En Sarkozie, il était question de faire travailler les assistés, cette caste inférieure à celle des chômeurs ; je ne sais pas où ça en est mais je suppose qu'on s'est avisé qu'on ne pouvait pas décimer les fonctionnaires et faire l'organigramme des besoins, des demandes et des possibilités . Tout est perverti par l'ultra libéralisme car l'idée que chacun prenne sa part de tâches nécessaires- ne serait-ce que pour faire du beau, entretenir les sentiers de randonnées, les bords de rivières, nettoyer les fossés des routes, des chemins- qui n'ont rien de rabaissant mais qui sont laissées pour compte parce qu'elles ne sont pas rentables ( avant, chaque village avait son cantonnier, aujourd'hui on sous-traite au coup par coup) ou que ces tâches soient l'occasion de quelques subsides à des volontaires, ne me choque en rien ; or, ce qui est proposé à chaque fois, c'est sous-payer des intouchables, et aller jusqu'au bout de l'entreprise de démolition d'une société démocratique, égalitaire et juste. Il y a encore quelques garde-fous, mais de moins en moins. Je serais moins choquée que ces chantiers soient donnés à des délinquants, qui ont une dette à l'égard de la société et qui pourraient se racheter en étant utiles, en plein air air, plutôt que croupir en prison. Mais là aussi il faudrait se prémunir de toute dérive et il semble bien que cette organisation soit trop complexe pour le peu de fonctionnaires qui restent, dans la justice ou dans le pénitentiaire.

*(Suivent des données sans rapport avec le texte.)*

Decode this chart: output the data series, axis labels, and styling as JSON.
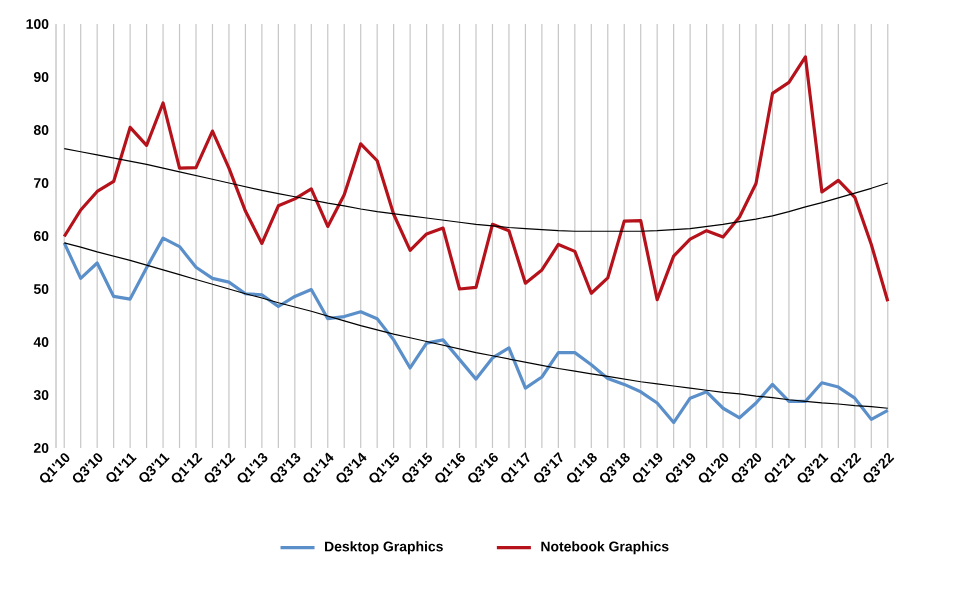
{
  "chart_data": {
    "type": "line",
    "categories": [
      "Q1'10",
      null,
      "Q3'10",
      null,
      "Q1'11",
      null,
      "Q3'11",
      null,
      "Q1'12",
      null,
      "Q3'12",
      null,
      "Q1'13",
      null,
      "Q3'13",
      null,
      "Q1'14",
      null,
      "Q3'14",
      null,
      "Q1'15",
      null,
      "Q3'15",
      null,
      "Q1'16",
      null,
      "Q3'16",
      null,
      "Q1'17",
      null,
      "Q3'17",
      null,
      "Q1'18",
      null,
      "Q3'18",
      null,
      "Q1'19",
      null,
      "Q3'19",
      null,
      "Q1'20",
      null,
      "Q3'20",
      null,
      "Q1'21",
      null,
      "Q3'21",
      null,
      "Q1'22",
      null,
      "Q3'22"
    ],
    "series": [
      {
        "name": "Desktop Graphics",
        "color": "#5b8fc9",
        "values": [
          58.7,
          52.0,
          54.9,
          48.6,
          48.1,
          54.0,
          59.6,
          58.0,
          54.1,
          52.0,
          51.3,
          49.1,
          48.9,
          46.7,
          48.6,
          49.9,
          44.4,
          44.8,
          45.7,
          44.4,
          40.4,
          35.1,
          39.8,
          40.4,
          36.7,
          33.0,
          37.0,
          38.9,
          31.3,
          33.4,
          38.0,
          38.0,
          35.7,
          33.1,
          32.0,
          30.6,
          28.5,
          24.8,
          29.4,
          30.6,
          27.5,
          25.7,
          28.5,
          32.0,
          28.8,
          28.8,
          32.3,
          31.5,
          29.4,
          25.4,
          27.1
        ]
      },
      {
        "name": "Notebook Graphics",
        "color": "#b5121b",
        "values": [
          59.9,
          64.9,
          68.4,
          70.3,
          80.5,
          77.1,
          85.1,
          72.8,
          72.9,
          79.8,
          72.8,
          64.7,
          58.6,
          65.7,
          67.0,
          68.9,
          61.8,
          67.8,
          77.4,
          74.2,
          64.1,
          57.3,
          60.4,
          61.5,
          50.0,
          50.3,
          62.2,
          61.0,
          51.1,
          53.6,
          58.4,
          57.1,
          49.2,
          52.1,
          62.8,
          62.9,
          48.0,
          56.2,
          59.4,
          61.0,
          59.8,
          63.6,
          69.9,
          86.9,
          89.0,
          93.8,
          68.3,
          70.5,
          67.3,
          58.4,
          47.7
        ]
      },
      {
        "color": "#000000",
        "values": [
          58.7,
          57.9,
          57.0,
          56.2,
          55.4,
          54.5,
          53.6,
          52.7,
          51.8,
          50.9,
          50.0,
          49.1,
          48.3,
          47.4,
          46.6,
          45.8,
          44.9,
          44.0,
          43.1,
          42.3,
          41.5,
          40.8,
          40.1,
          39.4,
          38.7,
          38.0,
          37.4,
          36.8,
          36.2,
          35.6,
          35.0,
          34.5,
          34.0,
          33.5,
          33.0,
          32.5,
          32.1,
          31.7,
          31.3,
          30.9,
          30.5,
          30.2,
          29.8,
          29.5,
          29.1,
          28.8,
          28.5,
          28.3,
          28.0,
          27.8,
          27.5
        ]
      },
      {
        "color": "#000000",
        "values": [
          76.5,
          75.9,
          75.3,
          74.7,
          74.1,
          73.5,
          72.8,
          72.1,
          71.4,
          70.7,
          70.0,
          69.3,
          68.6,
          68.0,
          67.4,
          66.8,
          66.2,
          65.7,
          65.1,
          64.6,
          64.2,
          63.8,
          63.4,
          63.0,
          62.6,
          62.2,
          61.9,
          61.6,
          61.4,
          61.2,
          61.0,
          60.9,
          60.9,
          60.9,
          60.9,
          60.9,
          61.0,
          61.2,
          61.4,
          61.8,
          62.2,
          62.7,
          63.2,
          63.8,
          64.6,
          65.5,
          66.3,
          67.2,
          68.1,
          69.0,
          70.0
        ]
      }
    ],
    "ylim": [
      20,
      100
    ],
    "yticks": [
      20,
      30,
      40,
      50,
      60,
      70,
      80,
      90,
      100
    ],
    "grid": "x",
    "legend": "bottom",
    "marker": "none",
    "line_style": "solid"
  }
}
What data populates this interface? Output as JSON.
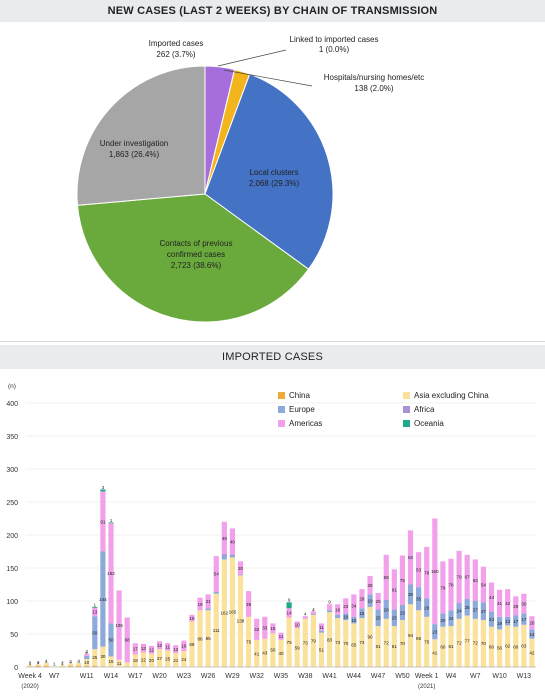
{
  "chart_data": [
    {
      "type": "pie",
      "title": "NEW CASES (LAST 2 WEEKS) BY CHAIN OF TRANSMISSION",
      "slices": [
        {
          "name": "Imported cases",
          "value": 262,
          "label": "262 (3.7%)",
          "color": "#a56edc"
        },
        {
          "name": "Linked to imported cases",
          "value": 1,
          "label": "1 (0.0%)",
          "color": "#8faa3c"
        },
        {
          "name": "Hospitals/nursing homes/etc",
          "value": 138,
          "label": "138 (2.0%)",
          "color": "#f2b51c"
        },
        {
          "name": "Local clusters",
          "value": 2068,
          "label": "2,068 (29.3%)",
          "color": "#4472c4"
        },
        {
          "name": "Contacts of previous confirmed cases",
          "value": 2723,
          "label": "2,723 (38.6%)",
          "color": "#6aaa3c"
        },
        {
          "name": "Under investigation",
          "value": 1863,
          "label": "1,863 (26.4%)",
          "color": "#a6a6a6"
        }
      ],
      "display_names": {
        "imported": "Imported cases",
        "linked": "Linked to imported cases",
        "hospitals": "Hospitals/nursing homes/etc",
        "local": "Local clusters",
        "contacts_1": "Contacts of previous",
        "contacts_2": "confirmed cases",
        "under": "Under investigation"
      }
    },
    {
      "type": "bar",
      "stacked": true,
      "title": "IMPORTED CASES",
      "ylabel": "(n)",
      "ylim": [
        0,
        400
      ],
      "yticks": [
        0,
        50,
        100,
        150,
        200,
        250,
        300,
        350,
        400
      ],
      "x_tick_labels": [
        {
          "index": 0,
          "label": "Week 4"
        },
        {
          "index": 3,
          "label": "W7"
        },
        {
          "index": 7,
          "label": "W11"
        },
        {
          "index": 10,
          "label": "W14"
        },
        {
          "index": 13,
          "label": "W17"
        },
        {
          "index": 16,
          "label": "W20"
        },
        {
          "index": 19,
          "label": "W23"
        },
        {
          "index": 22,
          "label": "W26"
        },
        {
          "index": 25,
          "label": "W29"
        },
        {
          "index": 28,
          "label": "W32"
        },
        {
          "index": 31,
          "label": "W35"
        },
        {
          "index": 34,
          "label": "W38"
        },
        {
          "index": 37,
          "label": "W41"
        },
        {
          "index": 40,
          "label": "W44"
        },
        {
          "index": 43,
          "label": "W47"
        },
        {
          "index": 46,
          "label": "W50"
        },
        {
          "index": 49,
          "label": "Week 1"
        },
        {
          "index": 52,
          "label": "W4"
        },
        {
          "index": 55,
          "label": "W7"
        },
        {
          "index": 58,
          "label": "W10"
        },
        {
          "index": 61,
          "label": "W13"
        }
      ],
      "year_labels": [
        {
          "index": 0,
          "label": "(2020)"
        },
        {
          "index": 49,
          "label": "(2021)"
        }
      ],
      "legend_position": "top",
      "series": [
        {
          "name": "China",
          "color": "#f0a93a",
          "values": [
            1,
            2,
            2,
            0,
            1,
            2,
            2,
            2,
            2,
            1,
            1,
            0,
            1,
            1,
            0,
            0,
            0,
            0,
            0,
            0,
            0,
            0,
            1,
            0,
            1,
            1,
            1,
            1,
            0,
            0,
            1,
            1,
            0,
            0,
            0,
            0,
            1,
            0,
            1,
            1,
            1,
            1,
            1,
            1,
            1,
            1,
            1,
            1,
            1,
            1,
            1,
            1,
            1,
            1,
            1,
            1,
            1,
            1,
            1,
            1,
            1,
            1,
            1
          ]
        },
        {
          "name": "Asia excluding China",
          "color": "#fae29c",
          "values": [
            2,
            2,
            4,
            1,
            2,
            3,
            4,
            10,
            25,
            30,
            15,
            11,
            6,
            18,
            22,
            20,
            27,
            25,
            21,
            24,
            69,
            86,
            85,
            111,
            162,
            165,
            138,
            75,
            41,
            43,
            50,
            40,
            75,
            59,
            73,
            79,
            51,
            83,
            73,
            70,
            65,
            73,
            90,
            61,
            72,
            61,
            70,
            94,
            85,
            75,
            41,
            60,
            61,
            72,
            77,
            72,
            70,
            60,
            56,
            62,
            60,
            63,
            42
          ]
        },
        {
          "name": "Europe",
          "color": "#8eaadb",
          "values": [
            0,
            0,
            0,
            0,
            0,
            0,
            0,
            5,
            50,
            144,
            50,
            0,
            0,
            0,
            0,
            0,
            0,
            0,
            0,
            0,
            0,
            0,
            3,
            3,
            6,
            3,
            1,
            0,
            0,
            0,
            0,
            0,
            0,
            0,
            0,
            1,
            3,
            3,
            5,
            10,
            10,
            15,
            19,
            25,
            28,
            25,
            23,
            30,
            35,
            28,
            23,
            20,
            24,
            24,
            25,
            27,
            27,
            23,
            19,
            13,
            17,
            17,
            14
          ]
        },
        {
          "name": "Africa",
          "color": "#a992d6",
          "values": [
            0,
            0,
            0,
            0,
            0,
            0,
            0,
            0,
            0,
            0,
            0,
            0,
            0,
            0,
            0,
            0,
            0,
            0,
            0,
            0,
            0,
            0,
            0,
            0,
            2,
            1,
            0,
            0,
            0,
            0,
            0,
            0,
            0,
            0,
            0,
            0,
            0,
            0,
            0,
            0,
            0,
            0,
            0,
            0,
            1,
            0,
            0,
            0,
            0,
            0,
            0,
            0,
            0,
            0,
            0,
            0,
            0,
            0,
            0,
            0,
            0,
            0,
            0
          ]
        },
        {
          "name": "Americas",
          "color": "#f2a0ea",
          "values": [
            0,
            0,
            0,
            0,
            0,
            0,
            0,
            3,
            13,
            91,
            152,
            105,
            68,
            17,
            13,
            12,
            12,
            11,
            12,
            16,
            10,
            19,
            21,
            54,
            49,
            40,
            20,
            39,
            32,
            33,
            15,
            11,
            14,
            10,
            4,
            4,
            11,
            9,
            16,
            23,
            34,
            29,
            28,
            25,
            68,
            61,
            75,
            82,
            53,
            78,
            160,
            79,
            78,
            79,
            67,
            63,
            54,
            44,
            41,
            42,
            29,
            30,
            20
          ]
        },
        {
          "name": "Oceania",
          "color": "#1fa98a",
          "values": [
            0,
            0,
            0,
            0,
            0,
            0,
            0,
            0,
            1,
            3,
            1,
            0,
            0,
            0,
            0,
            0,
            0,
            0,
            0,
            0,
            0,
            0,
            0,
            0,
            0,
            0,
            0,
            0,
            0,
            0,
            0,
            0,
            9,
            0,
            0,
            0,
            0,
            0,
            0,
            0,
            0,
            0,
            0,
            0,
            0,
            0,
            0,
            0,
            0,
            0,
            0,
            0,
            0,
            0,
            0,
            0,
            0,
            0,
            0,
            0,
            0,
            0,
            0
          ]
        }
      ]
    }
  ]
}
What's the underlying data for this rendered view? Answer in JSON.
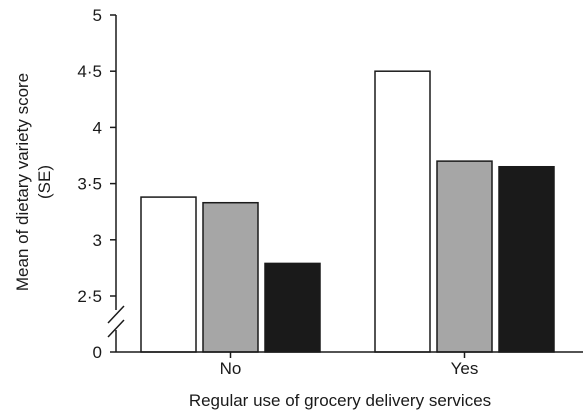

Tout semble possible pour empêcher les pauvres de vivre, car ici il ne s'agit pas de fraudeurs, mais de chômeurs dans leurs droits, droits pour lesquels eux-mêmes ont cotisé ; on se souvient de la recherche ADN pour les familles d'immigrés. Rendre tout le monde coupable potentiel est une merveilleuse invention pour pourrir la vie de tous.
Mais, nos voisins d'outre-Manche sont déjà à la pointe du progrès : le travail, n'importe lequel, pour n'importe qui , y compris la grande distribution, gratuit, est obligatoire pour tout chômeur, sous peine de voir ses allocations supprimées. Lisez ce lien, c'est court, éclairant, effrayant mais, plein d'espoir !
http://www.humanite.fr/politique/lextreme-droite-veut-faire-des-chomeurs-des-travai-518585
C'est un petit article dans L'Huma qui a provoqué cette énième colère ! Mais on n'y dit pas si les cadres seraient de la partie.
Une bonne nouvelle quand même : nous croyions que tout était fini, que la révolution était du coup pour demain, que l'ère du pétrole se terminait ; eh bien non : les grecs ont trouvé du pétrole au sud de la Crète, tout ira donc bien pour eux, très vite. ( enfin, pour certains d'entre eux).